The clunky 1987 film adaptation of that book is also in the LA Times‘s Top 25. Well, I suppose you couldn’t deny it embodies an era. For a hint of that “essence of LA” which any movie set in the city must strive to capture, try the last sentence in this typically astute opening paragraph from Pauline Kael’s 1984 New Yorker review of Repo Man:

Repo Man is set in a scuzzy sci-fi nowhere: it was shot in the LA you see when you’re coming in from the airport — the squarish, pastel-coloured buildings with industrial fences around them, though they don’t look as if there could be much inside that needed to be protected. The action in the film takes place on the freeways and off ramps, and in the lots in back of these anonymous storefronts and warehouses that could be anything and turn into something else overnight. It’s a world inhabited by dazed sociopaths — soreheads, deadbeats, and rusted-out punkers. The young English writer-director Alex Cox keeps them all speeding around — always on the periphery. There’s nothing at the center.

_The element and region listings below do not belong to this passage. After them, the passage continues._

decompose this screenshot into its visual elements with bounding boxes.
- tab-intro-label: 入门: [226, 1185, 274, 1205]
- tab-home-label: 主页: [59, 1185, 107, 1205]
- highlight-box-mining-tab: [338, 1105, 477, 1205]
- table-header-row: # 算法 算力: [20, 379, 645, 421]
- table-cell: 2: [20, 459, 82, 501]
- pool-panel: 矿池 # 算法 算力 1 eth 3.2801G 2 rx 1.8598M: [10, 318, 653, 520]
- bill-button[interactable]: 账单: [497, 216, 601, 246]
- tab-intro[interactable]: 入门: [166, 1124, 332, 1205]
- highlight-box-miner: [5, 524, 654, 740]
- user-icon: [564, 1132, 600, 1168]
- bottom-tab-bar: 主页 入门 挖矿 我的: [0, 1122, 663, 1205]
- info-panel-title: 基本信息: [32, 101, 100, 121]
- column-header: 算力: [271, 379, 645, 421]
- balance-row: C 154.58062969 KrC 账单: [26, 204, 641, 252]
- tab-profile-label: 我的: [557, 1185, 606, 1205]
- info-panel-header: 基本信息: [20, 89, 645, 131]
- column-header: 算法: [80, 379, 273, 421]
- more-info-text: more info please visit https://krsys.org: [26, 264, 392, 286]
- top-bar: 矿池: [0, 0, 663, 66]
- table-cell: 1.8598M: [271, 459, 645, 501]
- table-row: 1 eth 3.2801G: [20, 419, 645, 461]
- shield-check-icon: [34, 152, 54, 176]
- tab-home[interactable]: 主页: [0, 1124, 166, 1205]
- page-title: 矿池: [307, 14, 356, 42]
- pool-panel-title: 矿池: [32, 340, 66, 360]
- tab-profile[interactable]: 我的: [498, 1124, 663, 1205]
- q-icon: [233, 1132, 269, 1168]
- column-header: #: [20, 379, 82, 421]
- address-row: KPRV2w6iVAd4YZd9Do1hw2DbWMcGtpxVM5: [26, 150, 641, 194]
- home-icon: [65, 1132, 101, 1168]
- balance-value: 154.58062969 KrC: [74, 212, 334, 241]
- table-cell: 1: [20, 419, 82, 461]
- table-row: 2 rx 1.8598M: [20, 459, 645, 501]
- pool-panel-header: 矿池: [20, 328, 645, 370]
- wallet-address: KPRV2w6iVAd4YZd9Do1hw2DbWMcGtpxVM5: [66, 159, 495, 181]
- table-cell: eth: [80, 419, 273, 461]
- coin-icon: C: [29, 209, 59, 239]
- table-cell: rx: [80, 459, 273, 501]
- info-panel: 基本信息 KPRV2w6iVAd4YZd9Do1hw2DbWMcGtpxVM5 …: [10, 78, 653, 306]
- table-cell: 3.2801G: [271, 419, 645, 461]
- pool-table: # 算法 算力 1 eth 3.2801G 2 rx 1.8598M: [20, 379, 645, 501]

I’d also like to point you in the direction of two filmed interviews with John Cassavetes, who was born in New York City and died in Los Angeles. Here are his thoughts on the latter, first from 1965, then from 1978, by which time they had curdled considerably (“This is a stupid town . . . lazy . . . such a little sissy town . . . corporate-owned . . . they won’t go out and see something that’s wonderful”). Do bear him in mind when you watch Greenberg.